Post-quantum algorithms are now the default option in OpenSSH 9.0
OpenSSH has surprised and delighted the cyber world by switching to a hybrid post-quantum scheme in its latest version 9.0. The software now uses a combination of NTRU Prime, along with the old favorite X25519, to negotiate session keys that protect data in flight.
The release notes explain that the reason was to prevent “hack now, crack later” attacks, in which an attacker collects encrypted data so that it can be hacked using a quantum computer in the future. Previous versions of OpenSSH were vulnerable to this type of attack because the algorithms used to negotiate the encryption keys were based on mathematical problems that powerful quantum computers were expected to crack. Anyone sharing sensitive data over an OpenSSH connection risked data exposure in 10 to 15 years when quantum computers grew in power. Cloud Security Alliance argues this time may come as soon as 2030.
The OpenSSH team is to be applauded for taking a public stand at a time when most security products are in a holding pattern waiting for the NIST post-quantum process to complete. Although the timing of its release is surprising, with major announcements from NIST expected in the coming days, it shows that they value user security over the potential inconvenience of tweaking algorithms in subsequent releases.
In a protocol like OpenSSH, data is encrypted using a session key known only to the sender and receiver. To securely exchange the session key, the sender and receiver perform a cryptographic handshake, typically involving the use of vulnerable quantum algorithms such as RSA or ECDSA.
To defend against the quantum threat, a hybrid cryptographic scheme combines a vulnerable quantum algorithm with a post-quantum algorithm to strengthen the cryptographic handshake. The resulting session key is derived from the mix of key material agreed upon by both algorithms. To gain access to the session key, an attacker would have to break the quantum vulnerability algorithm as well as the post-quantum algorithm. This means that the session key is likely to be safe from hack now and decrypt later attacks.
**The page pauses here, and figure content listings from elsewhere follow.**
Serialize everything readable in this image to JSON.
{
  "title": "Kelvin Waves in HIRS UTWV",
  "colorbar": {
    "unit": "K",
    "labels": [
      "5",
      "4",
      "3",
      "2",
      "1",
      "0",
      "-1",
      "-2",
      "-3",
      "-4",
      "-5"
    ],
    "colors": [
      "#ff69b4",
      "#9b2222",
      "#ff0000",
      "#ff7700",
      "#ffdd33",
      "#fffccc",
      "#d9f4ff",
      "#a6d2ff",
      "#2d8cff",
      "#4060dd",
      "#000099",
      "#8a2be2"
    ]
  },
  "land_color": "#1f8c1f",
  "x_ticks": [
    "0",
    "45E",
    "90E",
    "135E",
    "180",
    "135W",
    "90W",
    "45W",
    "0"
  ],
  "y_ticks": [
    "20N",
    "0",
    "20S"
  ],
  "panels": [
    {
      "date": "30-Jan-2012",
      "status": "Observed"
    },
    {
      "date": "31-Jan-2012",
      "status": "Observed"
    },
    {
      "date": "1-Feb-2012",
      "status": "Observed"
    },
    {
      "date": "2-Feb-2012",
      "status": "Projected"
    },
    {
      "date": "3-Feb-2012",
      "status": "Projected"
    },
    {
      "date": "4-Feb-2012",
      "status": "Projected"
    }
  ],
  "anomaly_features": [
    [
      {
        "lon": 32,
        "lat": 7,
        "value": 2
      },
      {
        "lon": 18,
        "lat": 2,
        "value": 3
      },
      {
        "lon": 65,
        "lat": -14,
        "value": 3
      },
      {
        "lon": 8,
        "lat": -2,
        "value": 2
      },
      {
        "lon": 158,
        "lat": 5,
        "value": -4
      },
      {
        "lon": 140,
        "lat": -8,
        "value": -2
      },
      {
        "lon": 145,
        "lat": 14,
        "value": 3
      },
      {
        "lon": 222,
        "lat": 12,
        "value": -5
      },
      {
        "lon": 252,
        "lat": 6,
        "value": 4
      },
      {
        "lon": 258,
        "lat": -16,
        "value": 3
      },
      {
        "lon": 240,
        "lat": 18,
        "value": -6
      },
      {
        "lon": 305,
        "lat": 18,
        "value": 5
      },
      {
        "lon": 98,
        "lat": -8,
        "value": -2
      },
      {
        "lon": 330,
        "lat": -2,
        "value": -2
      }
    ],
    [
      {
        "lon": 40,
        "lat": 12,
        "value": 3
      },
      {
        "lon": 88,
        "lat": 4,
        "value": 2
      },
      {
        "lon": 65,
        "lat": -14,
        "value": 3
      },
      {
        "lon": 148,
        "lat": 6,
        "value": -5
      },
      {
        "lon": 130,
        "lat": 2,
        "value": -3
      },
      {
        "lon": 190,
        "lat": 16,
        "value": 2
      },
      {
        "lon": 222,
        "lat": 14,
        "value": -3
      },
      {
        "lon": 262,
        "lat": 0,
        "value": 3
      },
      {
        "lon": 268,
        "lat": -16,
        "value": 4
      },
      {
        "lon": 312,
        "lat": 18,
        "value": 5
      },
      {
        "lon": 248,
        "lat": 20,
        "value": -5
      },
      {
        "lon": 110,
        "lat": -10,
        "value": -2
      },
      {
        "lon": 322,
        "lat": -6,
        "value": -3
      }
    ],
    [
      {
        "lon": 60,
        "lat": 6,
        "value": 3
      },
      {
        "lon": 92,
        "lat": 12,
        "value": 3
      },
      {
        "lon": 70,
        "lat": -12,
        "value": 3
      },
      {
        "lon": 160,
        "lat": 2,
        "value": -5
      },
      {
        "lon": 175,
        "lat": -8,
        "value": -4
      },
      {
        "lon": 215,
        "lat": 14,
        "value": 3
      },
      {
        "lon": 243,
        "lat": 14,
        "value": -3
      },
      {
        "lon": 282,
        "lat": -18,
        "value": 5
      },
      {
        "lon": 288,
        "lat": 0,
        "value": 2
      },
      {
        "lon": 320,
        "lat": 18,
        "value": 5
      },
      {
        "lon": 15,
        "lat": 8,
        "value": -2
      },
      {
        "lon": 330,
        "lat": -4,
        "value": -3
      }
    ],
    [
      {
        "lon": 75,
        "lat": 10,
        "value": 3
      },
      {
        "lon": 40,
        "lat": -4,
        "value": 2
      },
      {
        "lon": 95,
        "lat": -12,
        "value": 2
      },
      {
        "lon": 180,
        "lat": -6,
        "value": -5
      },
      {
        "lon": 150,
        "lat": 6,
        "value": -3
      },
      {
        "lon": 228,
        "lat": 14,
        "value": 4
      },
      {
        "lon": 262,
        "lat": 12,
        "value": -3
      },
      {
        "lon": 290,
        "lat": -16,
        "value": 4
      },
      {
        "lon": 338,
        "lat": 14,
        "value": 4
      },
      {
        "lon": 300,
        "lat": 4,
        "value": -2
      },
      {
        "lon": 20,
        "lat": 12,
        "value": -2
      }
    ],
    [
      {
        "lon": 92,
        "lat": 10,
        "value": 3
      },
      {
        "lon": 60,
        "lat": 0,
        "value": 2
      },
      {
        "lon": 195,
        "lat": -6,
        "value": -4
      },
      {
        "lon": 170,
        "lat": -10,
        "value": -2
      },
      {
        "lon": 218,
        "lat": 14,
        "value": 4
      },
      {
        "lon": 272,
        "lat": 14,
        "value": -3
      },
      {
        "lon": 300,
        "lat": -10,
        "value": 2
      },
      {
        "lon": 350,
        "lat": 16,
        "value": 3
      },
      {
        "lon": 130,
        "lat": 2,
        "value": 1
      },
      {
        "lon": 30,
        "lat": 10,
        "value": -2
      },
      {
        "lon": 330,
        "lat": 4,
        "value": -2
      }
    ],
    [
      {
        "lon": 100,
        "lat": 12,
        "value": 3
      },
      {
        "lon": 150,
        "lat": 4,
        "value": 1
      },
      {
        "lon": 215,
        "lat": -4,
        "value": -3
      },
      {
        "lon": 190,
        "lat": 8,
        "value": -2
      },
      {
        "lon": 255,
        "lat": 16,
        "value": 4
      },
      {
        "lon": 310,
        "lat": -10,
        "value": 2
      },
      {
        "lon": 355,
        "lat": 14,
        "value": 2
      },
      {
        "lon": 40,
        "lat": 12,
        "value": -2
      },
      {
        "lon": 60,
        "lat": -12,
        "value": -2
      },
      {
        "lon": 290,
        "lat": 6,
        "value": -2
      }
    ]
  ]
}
You might be wondering what happens if the post-quantum algorithm breaks in the near future, as we recently saw with Rainbow. In such cases, the security of the connection collapses back to the security of the vulnerable quantum algorithm. This means that the data is perfectly secure against attackers today, but potentially vulnerable to quantum attacks in the future. In short, you have nothing to lose by experimenting with hybrid approaches. At worst, it’s no worse off, and at best, it’s quantum safe.
The main disadvantage of hybrid approaches is that they have not yet been widely standardized. This means that both the sender and receiver must be aware of the custom combination of algorithms being used. In the OpenSSH example, both the client and server must be running OpenSSH 9.0 to negotiate a quantum secure connection. If one endpoint is running software from a different project (ie not OpenSSH) or an older version, the connection would still be quantumly vulnerable.
Quantum presents both a threat and an opportunity to cyber security systems, and savvy companies are exploring both sides of the coin today.
OpenSSH has reminded the world that little is lost by aggressively adopting quantum secure algorithms, as long as a hybrid approach is used. If you combine these algorithms with quantum enhanced key generationyou can catapult yourself to the forefront of connection security and feel confident that you have taken all the precautions available today.
Bravo to OpenSSH for getting the ball rolling. Hopefully, other security products are poised to implement quantum security algorithms as soon as the NIST announcements are made.